Yeraltı şehirleri savunma amaçlı
Asurlulardan Avrupa’dan gelen Hititler Kapadokya’da kendini göstermiş. Büyük bir imparatorluk haline dönüşen Hititlerin başkenti Hattuşaş, önemli şehirleri ise Alişar ve Alacahöyük olurken, Kapadokya bölgesinde hemen hemen her yere izlerini bırakmış. Önemli geçitlere, ırmak kenarlarındaki kayalık alanlara anıtlar kazılmış, ulaştıkları sınırları ve hikayelerini geçtikleri yollara işlemişler. Kapadokya yeraltı şehirlerinin savunma amaçlı gizli geçitlerle döşendiği tarihler de Hititler dönemine denk geliyor.
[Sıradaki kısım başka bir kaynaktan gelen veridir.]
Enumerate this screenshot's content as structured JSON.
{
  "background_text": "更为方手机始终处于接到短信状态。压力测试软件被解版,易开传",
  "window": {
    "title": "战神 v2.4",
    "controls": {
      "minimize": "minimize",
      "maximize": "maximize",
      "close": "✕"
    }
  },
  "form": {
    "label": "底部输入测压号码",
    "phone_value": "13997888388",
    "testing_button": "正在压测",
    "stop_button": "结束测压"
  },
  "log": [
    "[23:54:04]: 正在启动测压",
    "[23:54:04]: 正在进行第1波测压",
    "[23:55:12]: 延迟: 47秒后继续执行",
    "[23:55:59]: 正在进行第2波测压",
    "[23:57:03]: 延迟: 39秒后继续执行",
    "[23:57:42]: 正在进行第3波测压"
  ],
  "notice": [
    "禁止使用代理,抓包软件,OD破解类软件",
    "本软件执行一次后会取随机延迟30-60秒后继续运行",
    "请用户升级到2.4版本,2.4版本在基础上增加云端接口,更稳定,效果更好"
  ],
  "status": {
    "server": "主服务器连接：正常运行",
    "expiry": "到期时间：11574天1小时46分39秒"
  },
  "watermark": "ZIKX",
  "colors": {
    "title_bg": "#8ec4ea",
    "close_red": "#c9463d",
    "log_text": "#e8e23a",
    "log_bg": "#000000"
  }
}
Dar koridorlar, koridorları kapatan devasa taşlar, havalandırmalar Hititler tarafından geliştirilmiş. Orta Anadolu’daki Hitit kentleri birer birer yıkılmış ve M.Ö. 1200 yılında Orta ve Güneydoğu Anadolu’da Geç Hitit dönemi başlamış. Kapadokya bölgesinde hüküm süren Geç Hititler, Kayseri- Niğde – Nevşehir’i kapsayan Tabal Krallığı’na dönüşmüş. Bu dönemin hatırası hiyeroglif kaya anıtları ise Sivasa (Gökçetoprak), Hacıbektaş Karaburna Köyü ve Acıgül’de bulunmuş.
Pers dönemi
Geç Hitit dönemi M.Ö. 6. Yüzyıldaki Pers işgaline kadar sürmüş. Asurluların ‘Katpatuka’ dediği Kapadokya’ya bu günkü adını veren Perslerin dilinde Kapadokya ‘Güzel Atlar Ülkesi’ demek. Zerdüştlüğü benimsemiş Persler ateşin kutsallığına inandıklarından bölgenin yanardağlarına tapınmışlar. M.Ö. 332 yılında Büyük İskender tarafından yenilinceye kadar hüküm sürmüşler. Presleri yenen Büyük İskender Persleri yenmiş ancak Kapadokya halkının direncini kıramamış ve bu dönemde Kapadokya Krallığı kurulmuş. Kapadokya Krallığı M.S. 17 yılında Roma İmparatorluğu’nun bir eyaletine dönüşmüş.
İlk Manastır yaşamı
M.S. 17 yılında Tiberius Kapadokya’yı Roma’ya bağladı. Bölgedeki kargaşa Roma’ya katılmayla son bulurken Romalılar da Ege’ye ulaşabilmek için ticaret ve askeri anlamda önem taşıyan ve batıya açılan bir yol açtılar. Roma döneminde ekonomisi oldukça kalkınan Kapadokya’nın merkezi ise Kayseri olmuş. Hristiyanlığın yeni yeni yayılmasıyla şehirlerden köylere göç etmeye başlayan ilk Hristiyanlar 4. Yüzyılda Kayseri’yi bir Hristiyanlık üssü haline getirdi. Sığınmak için oldukça elverişli kayalık Göreme ve çevresi Kayseri piskoposu Aziz Basil’in yaydığı öğretiyle manastır yaşamının ilk başladığı yer olması dikkat çekici bir diğer nokta.
İkonoklazm hareketi
7. Yüzyılın ilk yarısında Sasaniler ve Bizanslılar arasında olan savaşlar sonucu, Sasaniler bölgeyi çok kısa bir süre himayesi altına aldı. Sasaniler 651 yılında yıkılınca Kapadokya bu kez Emevi – Arap akınlarına maruz kaldı. İkonoklazm hareketi de mezhep savaşlarının yoğun yaşandığı bu dönemlere denk gelirken, Roma imparatoru III. Leon’un ikonları yasaklanması da bu çatışmaların sonucunda oldu. Göreme Açık Hava Müzesi, Ihlara Vadisi ve bölgeye yayılmış küçüklü büyüklü kiliselerde dönemin izlerini ve inanışları görmek mümkün. Fresklerde sadece İncil’den sahnelere değil, aynı zamanda imparator ve saygın yöneticilere de yer verilmiş.
Hiriistiyan halk sürüldü
1075 yılında Anadolu Selçuklu Devleti kurulması ve 1082’de Kayseri’nin Selçuklular tarafından alınmasıyla Kapadokya’da Selçuklular dönemi başladı. 13. yüzyıl sonrasında Selçukluların zayıflamasıyla Anadolu Beylikleri ortaya çıktı. 1308 yılında Moğollar Anadolu’yu istila ederek Kayseri’yi yakıp yıktı. Gücünü iyice kaybeden Anadolu Selçukluları Kapadokya tarihinden böylelikle silinip giderken ardından Osmanlılar hakimiyet kurdu. Cumhuriyetin kurulmasından sonra 1924 – 1926 yılları arasında nüfus mübadeleleriyle Hristiyan halk bölgeyi terk ederek arkalarında tüm medeniyetlerden izler taşıyan yapılar bırakıp gitmek zorunda bırakıldırlar.